Alles selbst gemacht
„Die Kulissen und den Bühnenraum haben Leute von uns selbst gestaltet“, erzählt Spielleiter Dirk Kessler. Der Kirchraum von St. Stephanus in Wintrich ist kaum noch wiederzuerkennen. Der Altar ist hinter dem in Beigetönen gehaltenen Bühnenbild verschwunden. Fein gezeichnete Säulen und Steine geben den Zuschauenden das Gefühl, in einem Tempel zu sein. „Wir haben noch ein Problem mit den Umbauten,“ gesteht der Spielleiter, der zugleich auch der Ortsbürgermeister Wintrichs ist. „Je nach Szene brauchen wir ein anderes Bühnenbild.“ Um einen längeren Umbau über die Bühne zu bringen, habe der 64-Jährige eine Szene zwischen Jesus und seiner Mutter Maria geschrieben. Die beiden stehen vor dem schweren, lilafarbenen Vorhang, während dahinter die neue Szene aufgebaut wird. „Da müssen wir noch etwas schneller werden“, gesteht Kessler.
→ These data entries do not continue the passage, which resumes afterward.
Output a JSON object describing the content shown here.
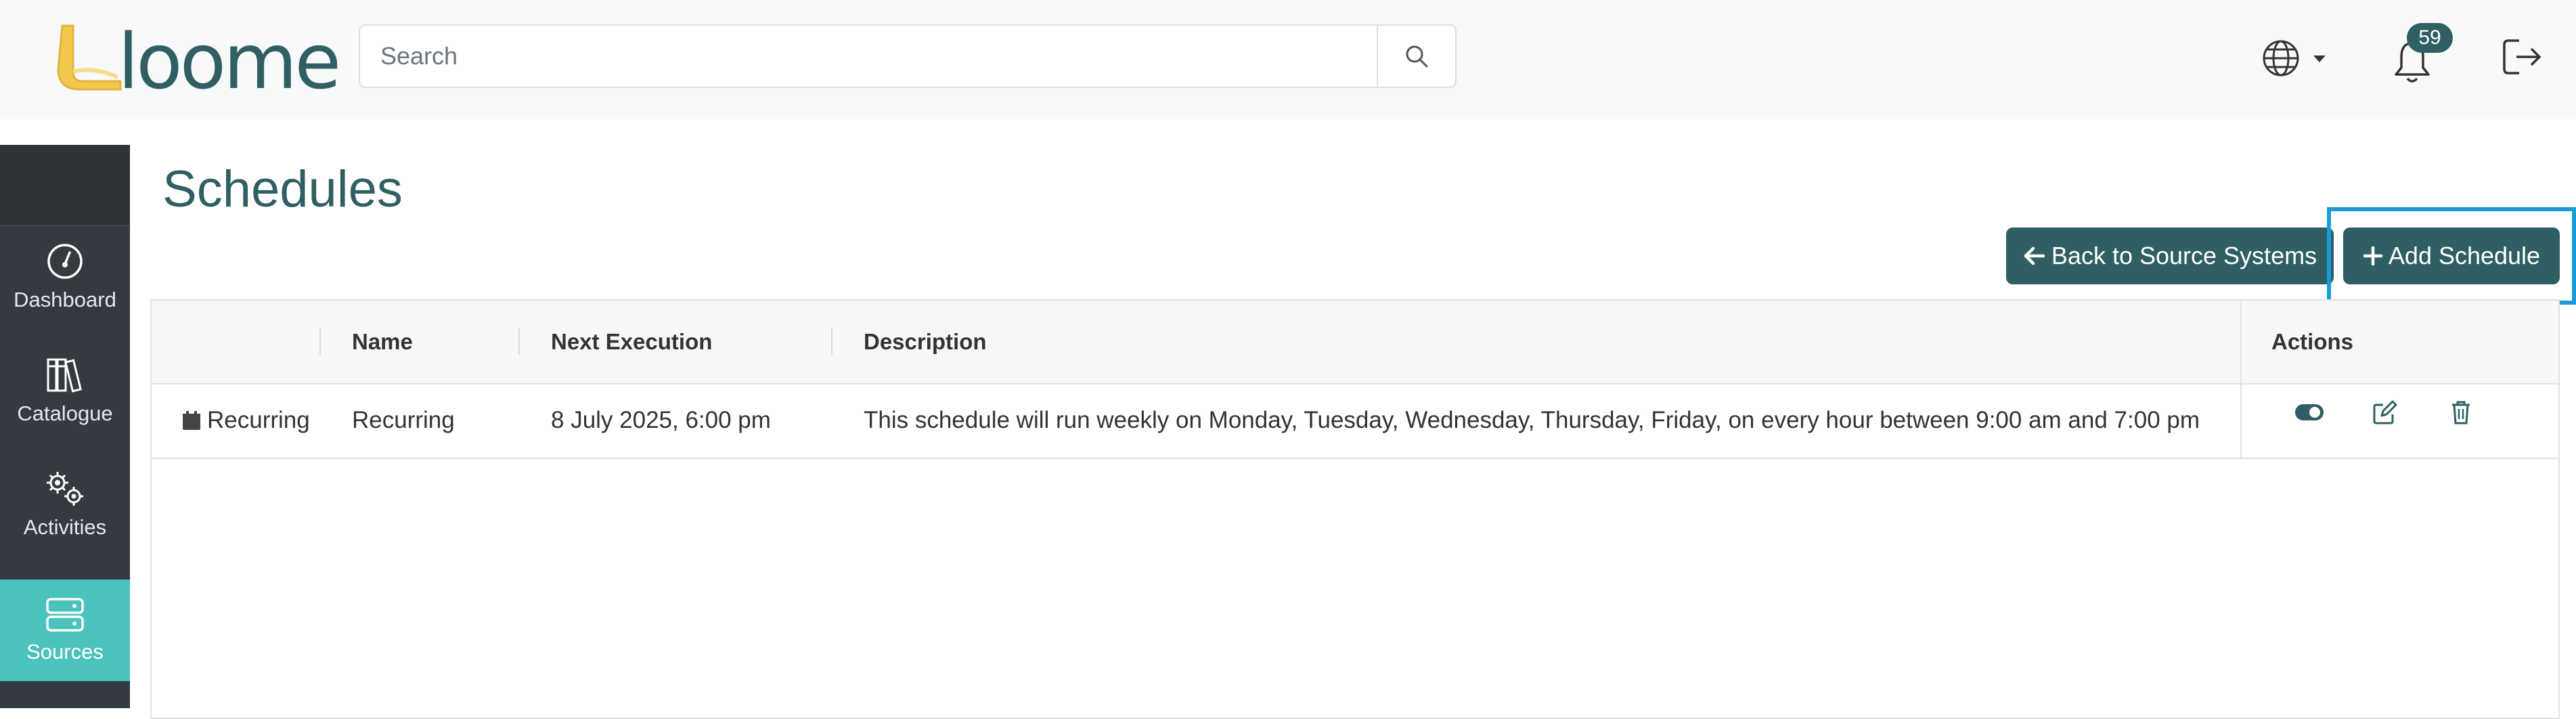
{
  "header": {
    "logo_text": "loome",
    "search": {
      "placeholder": "Search",
      "value": ""
    },
    "notifications": {
      "count": "59"
    },
    "icons": [
      "search-icon",
      "globe-icon",
      "bell-icon",
      "logout-icon"
    ]
  },
  "sidebar": {
    "items": [
      {
        "label": "Dashboard",
        "icon": "dashboard-icon",
        "active": false
      },
      {
        "label": "Catalogue",
        "icon": "books-icon",
        "active": false
      },
      {
        "label": "Activities",
        "icon": "gears-icon",
        "active": false
      },
      {
        "label": "Sources",
        "icon": "server-icon",
        "active": true
      }
    ]
  },
  "main": {
    "title": "Schedules",
    "buttons": {
      "back": "Back to Source Systems",
      "add": "Add Schedule"
    },
    "table": {
      "columns": [
        "",
        "Name",
        "Next Execution",
        "Description",
        "Actions"
      ],
      "rows": [
        {
          "type": "Recurring",
          "name": "Recurring",
          "next_execution": "8 July 2025, 6:00 pm",
          "description": "This schedule will run weekly on Monday, Tuesday, Wednesday, Thursday, Friday, on every hour between 9:00 am and 7:00 pm",
          "actions": [
            "toggle-icon",
            "edit-icon",
            "trash-icon"
          ]
        }
      ]
    }
  },
  "colors": {
    "brand": "#2f5f62",
    "sidebar": "#343a40",
    "sidebar_active": "#4bc2bd",
    "highlight": "#1a9ad6"
  }
}
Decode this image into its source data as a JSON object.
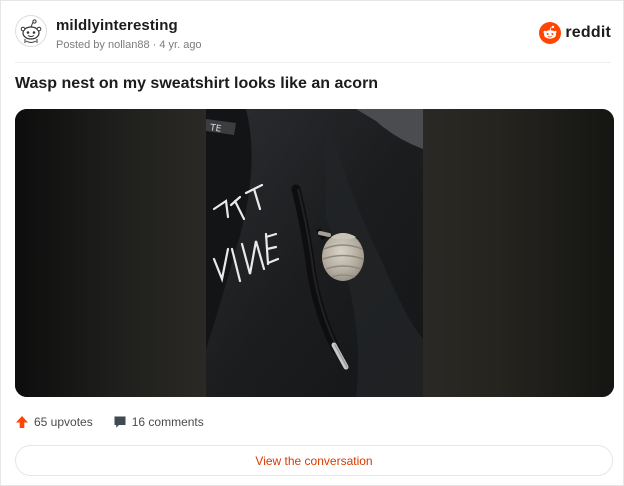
{
  "header": {
    "subreddit": "mildlyinteresting",
    "posted_by": "Posted by nollan88",
    "age": "4 yr. ago",
    "brand": "reddit",
    "brand_color": "#ff4500"
  },
  "post": {
    "title": "Wasp nest on my sweatshirt looks like an acorn",
    "media_icon": "photo-image"
  },
  "actions": {
    "upvotes": "65 upvotes",
    "comments": "16 comments",
    "upvote_icon": "arrow-up-icon",
    "comment_icon": "comment-bubble-icon"
  },
  "footer": {
    "view_label": "View the conversation"
  }
}
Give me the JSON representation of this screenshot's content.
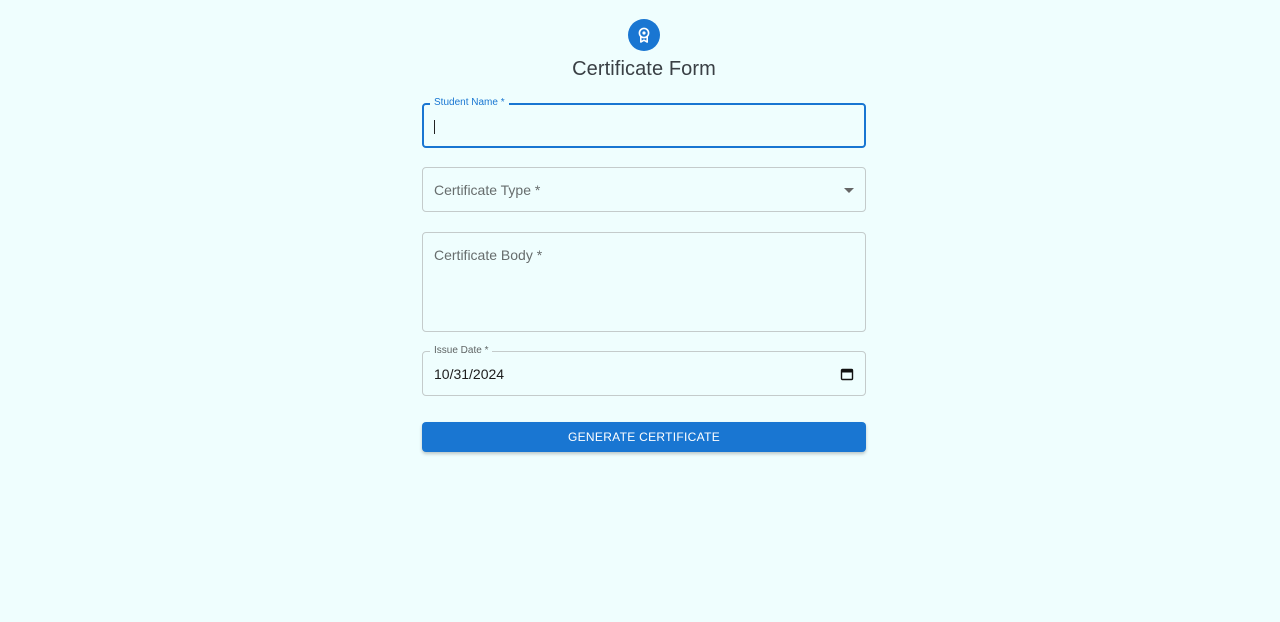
{
  "form": {
    "icon": "award-icon",
    "title": "Certificate Form",
    "student_name_label": "Student Name *",
    "student_name_value": "",
    "certificate_type_label": "Certificate Type *",
    "certificate_body_label": "Certificate Body *",
    "issue_date_label": "Issue Date *",
    "issue_date_value": "10/31/2024",
    "submit_label": "GENERATE CERTIFICATE"
  },
  "colors": {
    "background": "#effefe",
    "primary": "#1976d2",
    "border": "#c4cbcb"
  }
}
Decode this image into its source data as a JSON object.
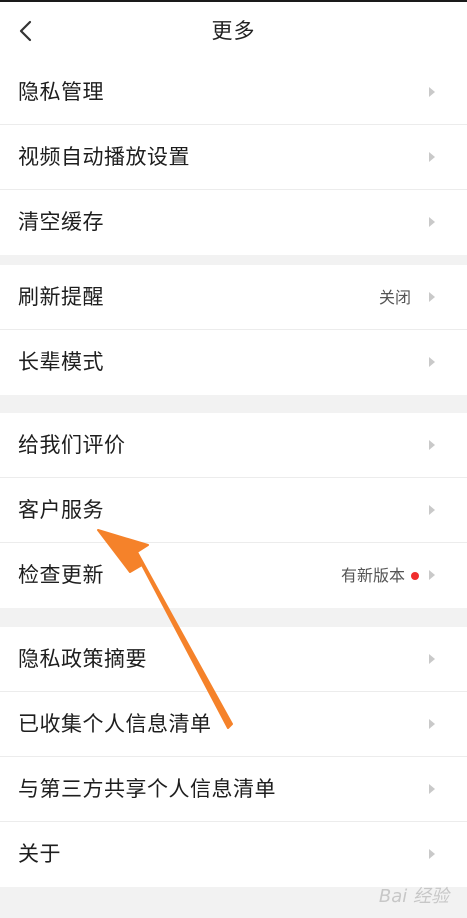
{
  "header": {
    "title": "更多",
    "back_icon": "chevron-left-icon"
  },
  "groups": [
    {
      "items": [
        {
          "label": "隐私管理"
        },
        {
          "label": "视频自动播放设置"
        },
        {
          "label": "清空缓存"
        }
      ]
    },
    {
      "items": [
        {
          "label": "刷新提醒",
          "value": "关闭"
        },
        {
          "label": "长辈模式"
        }
      ]
    },
    {
      "items": [
        {
          "label": "给我们评价"
        },
        {
          "label": "客户服务"
        },
        {
          "label": "检查更新",
          "value": "有新版本",
          "badge_color": "#f02d2d"
        }
      ]
    },
    {
      "items": [
        {
          "label": "隐私政策摘要"
        },
        {
          "label": "已收集个人信息清单"
        },
        {
          "label": "与第三方共享个人信息清单"
        },
        {
          "label": "关于"
        }
      ]
    }
  ],
  "annotation": {
    "arrow_color": "#f5822a"
  },
  "watermark": "Bai 经验"
}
Seine Leidenschaft fürs Theater habe er bereits im Kindesalter entdeckt. Und mit dieser Leidenschaft steckt der gebürtige Hamburger das ganze Ensemble an. „Los, jetzt schrei mich mal richtig an!“, ruft er einem der vier Engel im Teenageralter zu. „Hast du Angst vor mir?“, fragt er. „Nein, ich habe keine Angst vor dir“, schreit der Engel zurück. „Sehr gut, so laut brauche ich euch.“ Kessler weiß alle Ensemblemitglieder zu motivieren und zu begeistern. Durch seine präzise Kritik sitzen die Szenen nicht nur, durch sie werden auch Emotionen vermittelt. Sei es die Freude des Lazarus‘, der Jesus um den Hals fällt, oder die Verzweiflung und Trauer Mariens, die sich von ihrem Sohn verabschieden muss. Dabei merkt man den Darstellern nicht an, dass sie zum Teil kaum schauspielerische Vorerfahrung haben.
Die Gemeinschaft ist das A und O
So wie Eva-Maria Pitsch, die die Maria-Magdalena mimt. „Ich habe in der Schulzeit mal geschauspielert, aber seitdem nicht mehr“, erzählt sie. „Mein Freund hat mich animiert, bei den Passionsspielen mitzumachen.“ Neben ihrer Textsicherheit glänzt die 27-Jährige vor allem durch ihren emotionalen Ausdruck auf der Bühne. „Ich merke, dass das eine Herausforderung ist. Aber ich wachse auch daran.“ Vor allem darum gehe es: um das gemeinsame Wachsen. Das sieht auch Jesus-Darsteller Robin Lorenz so. „Die Gemeinschaft ist für uns einfach das A und O. Wir machen das Projekt zusammen. Hier spielt es auch keine Rolle, ob man katholisch ist oder nicht. Wir sind eine Gemeinschaft.“ So ließen sich auch anstrengende Zeiten bis zur Premiere noch zusammen meistern. Christian Schulz, erster Vorsitzender der Passionsvereinigung Wintrich bringt das so auf den Punkt: „Passion steht für zweierlei: Es heißt Leiden. Aber es heißt auch Leidenschaft.“ Dabei lächelt er und schaut stolz zur Bühne.
Die Passionsspiele Wintrich feiern am 9. März in der St. Stephanus Kirche Premiere. Weitere Vorstellungen finden im März, April und im Mai statt.